SPD-Präsidiumsmitglied Andrea Nahles hält brachenspezifische Lösungen für einen ersten Schritt zur Einführung verbindlicher Mindestlöhne. Weil es aber in einigen Berufsgruppen keine Tarifverträge gebe, komme man um eine gesetzliche Definition von Lohnuntergrenzen nicht herum, sagte Nahles.

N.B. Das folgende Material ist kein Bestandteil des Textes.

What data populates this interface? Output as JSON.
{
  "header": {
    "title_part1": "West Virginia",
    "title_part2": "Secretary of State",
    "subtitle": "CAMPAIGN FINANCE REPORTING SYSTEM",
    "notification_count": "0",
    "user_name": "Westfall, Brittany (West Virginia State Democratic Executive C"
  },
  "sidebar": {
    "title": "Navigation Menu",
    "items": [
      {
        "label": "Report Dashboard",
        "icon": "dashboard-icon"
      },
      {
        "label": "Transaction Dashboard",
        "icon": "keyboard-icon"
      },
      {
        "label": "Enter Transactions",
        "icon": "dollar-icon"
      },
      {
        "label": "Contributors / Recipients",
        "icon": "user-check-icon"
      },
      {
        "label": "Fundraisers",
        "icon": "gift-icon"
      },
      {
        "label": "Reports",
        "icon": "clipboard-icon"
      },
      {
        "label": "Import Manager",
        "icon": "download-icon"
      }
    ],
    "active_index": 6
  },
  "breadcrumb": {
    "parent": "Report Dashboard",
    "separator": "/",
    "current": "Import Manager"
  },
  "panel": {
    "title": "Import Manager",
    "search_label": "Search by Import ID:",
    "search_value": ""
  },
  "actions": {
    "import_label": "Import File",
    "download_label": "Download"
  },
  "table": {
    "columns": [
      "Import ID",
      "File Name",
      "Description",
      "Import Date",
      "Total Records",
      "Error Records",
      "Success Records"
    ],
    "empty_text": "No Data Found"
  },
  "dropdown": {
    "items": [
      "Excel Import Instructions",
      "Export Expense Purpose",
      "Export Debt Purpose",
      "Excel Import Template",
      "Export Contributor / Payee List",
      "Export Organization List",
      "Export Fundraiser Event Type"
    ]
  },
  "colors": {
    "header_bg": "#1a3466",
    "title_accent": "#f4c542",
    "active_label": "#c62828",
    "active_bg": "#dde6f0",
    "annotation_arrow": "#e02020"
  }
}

Moderation: Silvia Engels | 18.06.2007
    Silvia Engels: Den Spitzenvertretern der Großen Koalition könnte ein langer Abend bevorstehen. Bei ihrem Treffen in Berlin geht es vor allem um Mindestlöhne und um die Reform der Pflegeversicherung, also um nicht weniger als um zwei Zankäpfel, bei denen man sich seit Monaten nicht einig geworden ist. Bei der Pflegeversicherung zeichnet sich nun eine Einigung ab. Bundeskanzlerin Angela Merkel erklärte gegenüber der Bildzeitung, man werde die Leistungen für die Demenzkranken gezielt verbessern. Aus mehreren Quellen ist zu hören, dafür würden die Beiträge zur Pflegeversicherung um 0,2 bis 0,3 Prozent steigen.

    Am Telefon ist nun die Gesundheitsexpertin und designierte stellvertretende SPD-Chefin Andrea Nahles. Guten Morgen Frau Nahles!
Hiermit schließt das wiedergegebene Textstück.